Women can deploy the RBSE to proactively select feedback from the people they know and trust and use this input to identify their “peak experiences” through the eyes of others. That understanding then informs their own self-development efforts.
As a framework, the RBSE has been integrated into training, leadership, and academic programmes globally, and research stemming from it points to a number of compelling outcomes. Positive feedback elicited in such a way not only promotes healthy emotions and personal agency, but it also helps forge stronger relationships with colleagues, family, and friends. It has also been seen to positively increase job satisfaction and engagement.

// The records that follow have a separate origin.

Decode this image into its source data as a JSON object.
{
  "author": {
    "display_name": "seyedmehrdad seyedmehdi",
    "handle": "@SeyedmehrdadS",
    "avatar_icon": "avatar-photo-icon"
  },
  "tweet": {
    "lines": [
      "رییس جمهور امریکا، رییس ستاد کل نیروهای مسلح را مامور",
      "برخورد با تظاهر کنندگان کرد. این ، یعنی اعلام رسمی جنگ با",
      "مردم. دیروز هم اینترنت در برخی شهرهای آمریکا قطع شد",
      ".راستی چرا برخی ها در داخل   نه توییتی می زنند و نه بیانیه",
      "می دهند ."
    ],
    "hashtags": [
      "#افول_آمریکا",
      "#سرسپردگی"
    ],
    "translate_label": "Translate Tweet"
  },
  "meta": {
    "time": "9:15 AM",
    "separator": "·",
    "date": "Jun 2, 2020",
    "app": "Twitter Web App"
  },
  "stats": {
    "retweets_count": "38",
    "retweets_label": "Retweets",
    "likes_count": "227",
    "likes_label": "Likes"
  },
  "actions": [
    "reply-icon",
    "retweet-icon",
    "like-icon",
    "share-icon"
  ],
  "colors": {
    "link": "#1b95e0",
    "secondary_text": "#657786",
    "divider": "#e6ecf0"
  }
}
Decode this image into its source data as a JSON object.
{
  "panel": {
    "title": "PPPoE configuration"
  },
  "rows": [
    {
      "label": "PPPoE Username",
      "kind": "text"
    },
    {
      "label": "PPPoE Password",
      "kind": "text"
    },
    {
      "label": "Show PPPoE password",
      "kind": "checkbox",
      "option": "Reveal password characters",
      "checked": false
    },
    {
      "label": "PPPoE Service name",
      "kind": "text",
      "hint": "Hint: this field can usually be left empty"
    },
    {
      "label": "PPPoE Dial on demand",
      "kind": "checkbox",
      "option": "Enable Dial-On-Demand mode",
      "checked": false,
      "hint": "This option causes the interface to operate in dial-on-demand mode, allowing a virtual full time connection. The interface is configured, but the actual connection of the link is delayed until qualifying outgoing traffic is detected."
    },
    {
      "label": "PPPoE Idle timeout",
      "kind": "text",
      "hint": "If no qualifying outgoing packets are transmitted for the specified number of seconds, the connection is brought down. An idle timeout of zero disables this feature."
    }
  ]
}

At Darden we use the RBSE in our Women in Leadership Programme to deliver what I would describe as a “positive jolt” to participants, and the results can be revelatory. It’s illuminating for women to see themselves through the lens of other people and to be able to pinpoint where they are creating value. In strategic terms, it really sheds light on where the opportunities are to show up and bring your best self, and when you can step back and preserve time and energy.
The RBSE tool is not the only way to study successes and learn from them. I would recommend other simple tactics such as saving, storing, and reviewing praise in a digital or physical format, which can help facilitate revisiting and internalising the feedback. Importantly, it also can serve as armour to counteract the negative effects of criticism, which tends to be more jarring and therefore more memorable.
Following up on the specifics of positive feedback can also unlock real learning and bolster resilience. Studies show that not only do managers neglect to offer routine praise, but men receive more developmental feedback than women. Asking for more details around a strength or how a strength might be deployed in different contexts could help develop that skill and unlock greater impact.
Journaling your successes, logging them, and asking detailed and concrete questions to really unpack where your strengths and value lie — these are powerful ways to counterbalance the unsettling power that negative feedback has, and it can help women redress the praise deficit. And once you have a strong sense of your “best self,” you should consciously enact that self — especially in difficult or “toxic” environments.
When the odds are stacked against you at work, an effective tactic is to mine other parts of your life — or different roles that you have — for positive feedback about your strengths and try to bring those dimensions of yourself to the workplace.
And remember to pay positive feedback forward to other women. Those who recognise and affirm other people’s contributions will remember to focus on their own best selves and bring those selves forward, while simultaneously bringing out the best in others. And we should all develop the habit of recognising others — whether it’s through email, one-on-one, or a follow-up meeting — because becoming our best selves and encouraging the same in others is a lifelong journey. It is a journey in positively transforming yourself, your relationships, and your organisations.
Dr. Laura Morgan Roberts is an Associate Professor of Business Administration at the University of Virginia’s Darden School of Business. Laura’s research and consulting focus on the science of maximizing human potential in diverse organizations and communities. She has published over fifty research articles, teaching cases, and practitioner-oriented tools for strategically activating best selves through strength-based development. She has also edited three books: Race, Work and Leadership; Positive Organizing in a Global Society; and Exploring Positive Identities and Organizations. Her influential publications on diversity, authenticity and leadership development have been featured in Harvard Business Review and several other global media outlets.